Joan did so, then hung up before he could protest. "That was good," she said. "I think we've established a baseline for saying no to Eddie."
"Next time he tries something like that, tell him to try moving to a room rather than a suite at his club. If you receive any bills for anything from him, mark the envelopes 'not at this address' and forward them to him at the Yale Club. That includes any bills from the Yale Club."
"Any further instructions?"
"Yes, if you receive calls or mail or a request for bail money that mentions Eddie as being my client, deny it. Say that Woodman & Weld has his trust fund for a client, not Eddie Jr."
"Sounds as if you want to sever all ties."
"I would if I could, but we can reduce the number of ties to as near zero as possible."
The phone rang again.
"Dino," Joan said.
"Dinner, Clarke’s, seven o’clock?"
"Done." They both hung up.
Stone arrived a little late at P.J. Clarke’s and found Dino at the bar, chatting with Eddie Jr.
"Ah, Stone," Dino said, "I’ve just met your new client."
"And who might that be?" Stone asked.
"This guy," Dino said, pointing.
Stone turned to Eddie. "Who are you?"
Wddie’s jaw dropped. "It’s me, Eddie."
"Edwin Charles, Junior."
"I have no such client," Stone replied. "Dino, I think this guy is running a scam. Isn’t that illegal in New York?"
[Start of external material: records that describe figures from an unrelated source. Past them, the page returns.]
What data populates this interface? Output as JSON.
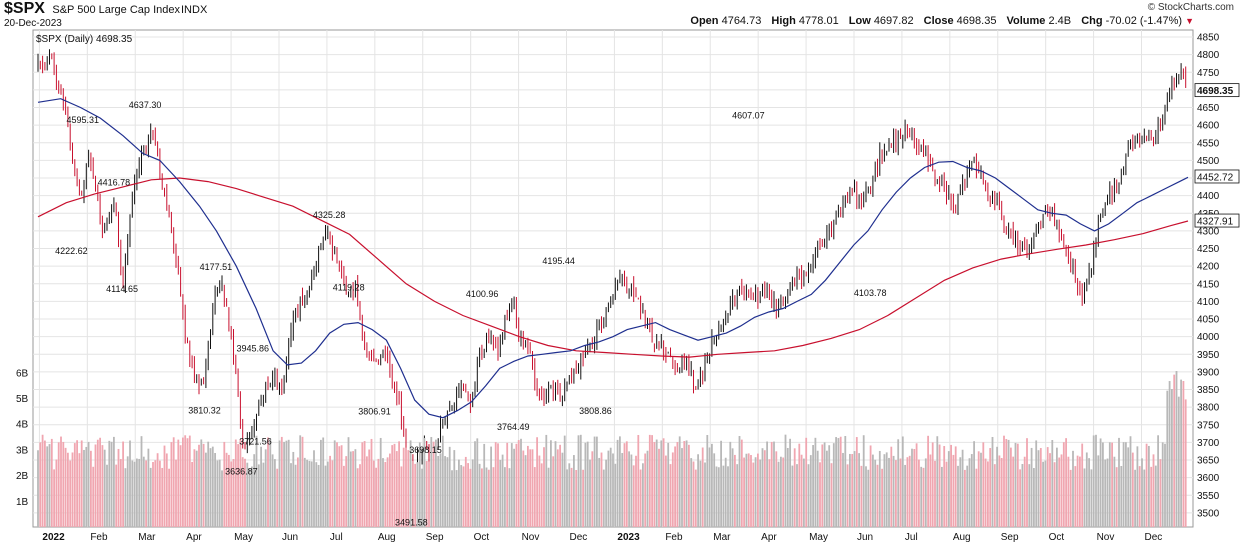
{
  "header": {
    "symbol": "$SPX",
    "name": "S&P 500 Large Cap Index",
    "exchange": "INDX",
    "date": "20-Dec-2023",
    "brand": "© StockCharts.com",
    "legend": "$SPX (Daily) 4698.35"
  },
  "ohlc": {
    "open_label": "Open",
    "open": "4764.73",
    "high_label": "High",
    "high": "4778.01",
    "low_label": "Low",
    "low": "4697.82",
    "close_label": "Close",
    "close": "4698.35",
    "volume_label": "Volume",
    "volume": "2.4B",
    "chg_label": "Chg",
    "chg": "-70.02 (-1.47%)"
  },
  "colors": {
    "up": "#111111",
    "down": "#c8102e",
    "vol_up": "#b8b8b8",
    "vol_down": "#f0a6b0",
    "ma50": "#1f2f8f",
    "ma200": "#c8102e",
    "grid": "#e4e4e4",
    "price_tag_bg": "#ffffff"
  },
  "chart_data": {
    "type": "candlestick",
    "title": "$SPX (Daily)",
    "x_labels": [
      "2022",
      "Feb",
      "Mar",
      "Apr",
      "May",
      "Jun",
      "Jul",
      "Aug",
      "Sep",
      "Oct",
      "Nov",
      "Dec",
      "2023",
      "Feb",
      "Mar",
      "Apr",
      "May",
      "Jun",
      "Jul",
      "Aug",
      "Sep",
      "Oct",
      "Nov",
      "Dec"
    ],
    "ylim": [
      3460,
      4870
    ],
    "y_ticks": [
      3500,
      3550,
      3600,
      3650,
      3700,
      3750,
      3800,
      3850,
      3900,
      3950,
      4000,
      4050,
      4100,
      4150,
      4200,
      4250,
      4300,
      4350,
      4400,
      4450,
      4500,
      4550,
      4600,
      4650,
      4700,
      4750,
      4800,
      4850
    ],
    "volume_ticks": [
      "1B",
      "2B",
      "3B",
      "4B",
      "5B",
      "6B"
    ],
    "volume_lim": [
      0,
      6.5
    ],
    "price_path": [
      [
        0.0,
        4766
      ],
      [
        0.4,
        4796
      ],
      [
        0.8,
        4700
      ],
      [
        1.0,
        4620
      ],
      [
        1.4,
        4432
      ],
      [
        1.6,
        4410
      ],
      [
        1.8,
        4515
      ],
      [
        2.1,
        4400
      ],
      [
        2.3,
        4300
      ],
      [
        2.7,
        4390
      ],
      [
        3.0,
        4140
      ],
      [
        3.3,
        4380
      ],
      [
        3.5,
        4463
      ],
      [
        3.8,
        4550
      ],
      [
        4.0,
        4600
      ],
      [
        4.2,
        4520
      ],
      [
        4.4,
        4420
      ],
      [
        4.7,
        4300
      ],
      [
        5.0,
        4150
      ],
      [
        5.2,
        4000
      ],
      [
        5.5,
        3900
      ],
      [
        5.8,
        3860
      ],
      [
        6.0,
        3960
      ],
      [
        6.2,
        4100
      ],
      [
        6.5,
        4150
      ],
      [
        6.8,
        4000
      ],
      [
        7.0,
        3900
      ],
      [
        7.2,
        3700
      ],
      [
        7.5,
        3720
      ],
      [
        7.8,
        3800
      ],
      [
        8.0,
        3840
      ],
      [
        8.3,
        3900
      ],
      [
        8.6,
        3850
      ],
      [
        8.8,
        3960
      ],
      [
        9.0,
        4050
      ],
      [
        9.3,
        4100
      ],
      [
        9.6,
        4140
      ],
      [
        9.8,
        4200
      ],
      [
        10.0,
        4270
      ],
      [
        10.2,
        4300
      ],
      [
        10.4,
        4250
      ],
      [
        10.6,
        4200
      ],
      [
        10.9,
        4100
      ],
      [
        11.2,
        4140
      ],
      [
        11.5,
        4000
      ],
      [
        11.7,
        3950
      ],
      [
        12.0,
        3900
      ],
      [
        12.3,
        3960
      ],
      [
        12.6,
        3850
      ],
      [
        12.8,
        3790
      ],
      [
        13.0,
        3640
      ],
      [
        13.3,
        3620
      ],
      [
        13.6,
        3690
      ],
      [
        13.9,
        3650
      ],
      [
        14.2,
        3730
      ],
      [
        14.5,
        3790
      ],
      [
        14.8,
        3830
      ],
      [
        15.0,
        3860
      ],
      [
        15.3,
        3800
      ],
      [
        15.6,
        3960
      ],
      [
        15.9,
        4000
      ],
      [
        16.2,
        3950
      ],
      [
        16.5,
        4060
      ],
      [
        16.8,
        4080
      ],
      [
        17.0,
        4000
      ],
      [
        17.3,
        3970
      ],
      [
        17.6,
        3850
      ],
      [
        17.9,
        3820
      ],
      [
        18.2,
        3850
      ],
      [
        18.5,
        3830
      ],
      [
        18.8,
        3890
      ],
      [
        19.0,
        3900
      ],
      [
        19.3,
        3970
      ],
      [
        19.6,
        3990
      ],
      [
        19.9,
        4050
      ],
      [
        20.2,
        4080
      ],
      [
        20.5,
        4170
      ],
      [
        20.8,
        4140
      ],
      [
        21.1,
        4120
      ],
      [
        21.4,
        4050
      ],
      [
        21.7,
        4000
      ],
      [
        22.0,
        3970
      ],
      [
        22.3,
        3960
      ],
      [
        22.6,
        3900
      ],
      [
        22.9,
        3930
      ],
      [
        23.2,
        3860
      ],
      [
        23.5,
        3900
      ],
      [
        23.8,
        3980
      ],
      [
        24.0,
        4020
      ],
      [
        24.3,
        4060
      ],
      [
        24.6,
        4110
      ],
      [
        24.9,
        4130
      ],
      [
        25.2,
        4100
      ],
      [
        25.5,
        4130
      ],
      [
        25.8,
        4110
      ],
      [
        26.1,
        4090
      ],
      [
        26.4,
        4110
      ],
      [
        26.7,
        4160
      ],
      [
        27.0,
        4180
      ],
      [
        27.3,
        4200
      ],
      [
        27.6,
        4270
      ],
      [
        27.9,
        4300
      ],
      [
        28.2,
        4340
      ],
      [
        28.5,
        4380
      ],
      [
        28.8,
        4410
      ],
      [
        29.1,
        4390
      ],
      [
        29.4,
        4430
      ],
      [
        29.7,
        4510
      ],
      [
        30.0,
        4540
      ],
      [
        30.3,
        4560
      ],
      [
        30.6,
        4580
      ],
      [
        30.9,
        4570
      ],
      [
        31.2,
        4520
      ],
      [
        31.5,
        4480
      ],
      [
        31.8,
        4450
      ],
      [
        32.1,
        4400
      ],
      [
        32.4,
        4380
      ],
      [
        32.7,
        4450
      ],
      [
        33.0,
        4500
      ],
      [
        33.3,
        4460
      ],
      [
        33.6,
        4400
      ],
      [
        33.9,
        4370
      ],
      [
        34.2,
        4300
      ],
      [
        34.5,
        4270
      ],
      [
        34.8,
        4240
      ],
      [
        35.1,
        4270
      ],
      [
        35.4,
        4330
      ],
      [
        35.7,
        4360
      ],
      [
        36.0,
        4310
      ],
      [
        36.3,
        4250
      ],
      [
        36.6,
        4180
      ],
      [
        36.9,
        4117
      ],
      [
        37.2,
        4200
      ],
      [
        37.5,
        4360
      ],
      [
        37.8,
        4400
      ],
      [
        38.1,
        4420
      ],
      [
        38.4,
        4510
      ],
      [
        38.7,
        4560
      ],
      [
        39.0,
        4550
      ],
      [
        39.3,
        4570
      ],
      [
        39.6,
        4600
      ],
      [
        39.9,
        4690
      ],
      [
        40.2,
        4740
      ],
      [
        40.4,
        4768
      ],
      [
        40.6,
        4698
      ]
    ],
    "ma50_path": [
      [
        0.0,
        4665
      ],
      [
        0.8,
        4675
      ],
      [
        1.5,
        4650
      ],
      [
        2.2,
        4620
      ],
      [
        3.0,
        4570
      ],
      [
        3.7,
        4520
      ],
      [
        4.3,
        4500
      ],
      [
        5.0,
        4440
      ],
      [
        5.7,
        4370
      ],
      [
        6.3,
        4300
      ],
      [
        7.0,
        4200
      ],
      [
        7.7,
        4080
      ],
      [
        8.3,
        3960
      ],
      [
        8.8,
        3920
      ],
      [
        9.3,
        3925
      ],
      [
        9.8,
        3960
      ],
      [
        10.3,
        4010
      ],
      [
        10.8,
        4035
      ],
      [
        11.3,
        4040
      ],
      [
        11.8,
        4020
      ],
      [
        12.3,
        3990
      ],
      [
        12.8,
        3910
      ],
      [
        13.3,
        3820
      ],
      [
        13.8,
        3780
      ],
      [
        14.3,
        3770
      ],
      [
        14.8,
        3790
      ],
      [
        15.3,
        3815
      ],
      [
        15.8,
        3860
      ],
      [
        16.3,
        3910
      ],
      [
        16.8,
        3930
      ],
      [
        17.3,
        3945
      ],
      [
        17.8,
        3950
      ],
      [
        18.3,
        3955
      ],
      [
        18.8,
        3960
      ],
      [
        19.3,
        3975
      ],
      [
        19.8,
        3985
      ],
      [
        20.3,
        4000
      ],
      [
        20.8,
        4020
      ],
      [
        21.3,
        4030
      ],
      [
        21.8,
        4040
      ],
      [
        22.3,
        4020
      ],
      [
        22.8,
        4005
      ],
      [
        23.3,
        3990
      ],
      [
        23.8,
        4000
      ],
      [
        24.3,
        4010
      ],
      [
        24.8,
        4030
      ],
      [
        25.3,
        4055
      ],
      [
        25.8,
        4070
      ],
      [
        26.3,
        4080
      ],
      [
        26.8,
        4100
      ],
      [
        27.3,
        4120
      ],
      [
        27.8,
        4160
      ],
      [
        28.3,
        4210
      ],
      [
        28.8,
        4260
      ],
      [
        29.3,
        4300
      ],
      [
        29.8,
        4360
      ],
      [
        30.3,
        4410
      ],
      [
        30.8,
        4450
      ],
      [
        31.3,
        4480
      ],
      [
        31.8,
        4495
      ],
      [
        32.3,
        4497
      ],
      [
        32.8,
        4480
      ],
      [
        33.3,
        4470
      ],
      [
        33.8,
        4450
      ],
      [
        34.3,
        4420
      ],
      [
        34.8,
        4390
      ],
      [
        35.3,
        4360
      ],
      [
        35.8,
        4350
      ],
      [
        36.3,
        4345
      ],
      [
        36.8,
        4320
      ],
      [
        37.3,
        4300
      ],
      [
        37.8,
        4320
      ],
      [
        38.3,
        4350
      ],
      [
        38.8,
        4380
      ],
      [
        39.3,
        4400
      ],
      [
        39.8,
        4420
      ],
      [
        40.3,
        4440
      ],
      [
        40.6,
        4452
      ]
    ],
    "ma200_path": [
      [
        0.0,
        4340
      ],
      [
        1.0,
        4380
      ],
      [
        2.0,
        4405
      ],
      [
        3.0,
        4425
      ],
      [
        4.0,
        4445
      ],
      [
        5.0,
        4450
      ],
      [
        6.0,
        4440
      ],
      [
        7.0,
        4420
      ],
      [
        8.0,
        4395
      ],
      [
        9.0,
        4370
      ],
      [
        10.0,
        4330
      ],
      [
        11.0,
        4290
      ],
      [
        12.0,
        4220
      ],
      [
        13.0,
        4150
      ],
      [
        14.0,
        4100
      ],
      [
        15.0,
        4060
      ],
      [
        16.0,
        4030
      ],
      [
        17.0,
        4000
      ],
      [
        18.0,
        3975
      ],
      [
        19.0,
        3960
      ],
      [
        20.0,
        3955
      ],
      [
        21.0,
        3950
      ],
      [
        22.0,
        3945
      ],
      [
        23.0,
        3942
      ],
      [
        24.0,
        3950
      ],
      [
        25.0,
        3955
      ],
      [
        26.0,
        3960
      ],
      [
        27.0,
        3975
      ],
      [
        28.0,
        3995
      ],
      [
        29.0,
        4020
      ],
      [
        30.0,
        4060
      ],
      [
        31.0,
        4110
      ],
      [
        32.0,
        4160
      ],
      [
        33.0,
        4195
      ],
      [
        34.0,
        4220
      ],
      [
        35.0,
        4235
      ],
      [
        36.0,
        4248
      ],
      [
        37.0,
        4260
      ],
      [
        38.0,
        4275
      ],
      [
        39.0,
        4292
      ],
      [
        40.0,
        4315
      ],
      [
        40.6,
        4328
      ]
    ],
    "annotations": [
      {
        "label": "4637.30",
        "t": 3.7,
        "y": 4637
      },
      {
        "label": "4595.31",
        "t": 1.5,
        "y": 4595
      },
      {
        "label": "4416.78",
        "t": 2.6,
        "y": 4417
      },
      {
        "label": "4222.62",
        "t": 1.1,
        "y": 4223
      },
      {
        "label": "4114.65",
        "t": 2.9,
        "y": 4115
      },
      {
        "label": "4177.51",
        "t": 6.2,
        "y": 4178
      },
      {
        "label": "3945.86",
        "t": 7.5,
        "y": 3946
      },
      {
        "label": "3810.32",
        "t": 5.8,
        "y": 3810
      },
      {
        "label": "3721.56",
        "t": 7.6,
        "y": 3722
      },
      {
        "label": "3636.87",
        "t": 7.1,
        "y": 3637
      },
      {
        "label": "4325.28",
        "t": 10.2,
        "y": 4325
      },
      {
        "label": "4119.28",
        "t": 10.9,
        "y": 4119
      },
      {
        "label": "3806.91",
        "t": 11.8,
        "y": 3807
      },
      {
        "label": "3698.15",
        "t": 13.6,
        "y": 3698
      },
      {
        "label": "3491.58",
        "t": 13.1,
        "y": 3492
      },
      {
        "label": "4100.96",
        "t": 15.6,
        "y": 4101
      },
      {
        "label": "3764.49",
        "t": 16.7,
        "y": 3764
      },
      {
        "label": "4195.44",
        "t": 18.3,
        "y": 4195
      },
      {
        "label": "3808.86",
        "t": 19.6,
        "y": 3809
      },
      {
        "label": "4607.07",
        "t": 25.0,
        "y": 4607
      },
      {
        "label": "4103.78",
        "t": 29.3,
        "y": 4104
      }
    ],
    "price_tags": [
      {
        "label": "4698.35",
        "y": 4698,
        "style": "bold"
      },
      {
        "label": "4452.72",
        "y": 4453,
        "style": "normal"
      },
      {
        "label": "4327.91",
        "y": 4328,
        "style": "normal"
      }
    ]
  }
}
“You want me to run him in?"
"I’ll leave that judgment to you."
"Now wait a minute," Eddie said, tugging at Stone’s sleeve.
Stone pointed at his sleeve. "I believe that action constitutes assault," he said to Dino.
"You want me to bust him?"
"I’d be content if he just dematerialized."
Dino took a small radio from an inside pocket. "Charlie?"
"There’s a guy in here at the bar, harassing Mr. Barrington. I’d like for him to go away."
Eddie witnessed this exchange wide-eyed. Then, before he could speak, a uniformed patrolman entered the bar and walked over. "Is this the guy?" he asked, pointing to Stone.
"No, that’s Barrington"
"Sorry, Mr. Barrington," the man said, with a little salute.
"This is the guy," Dino said, pointing at Eddie, who had started to walk backward. "Sorry for the intrusion," he said, then turned and fled.
"Thank you, Charlie," Dino said. "Please see that he doesn’t make any U-turns."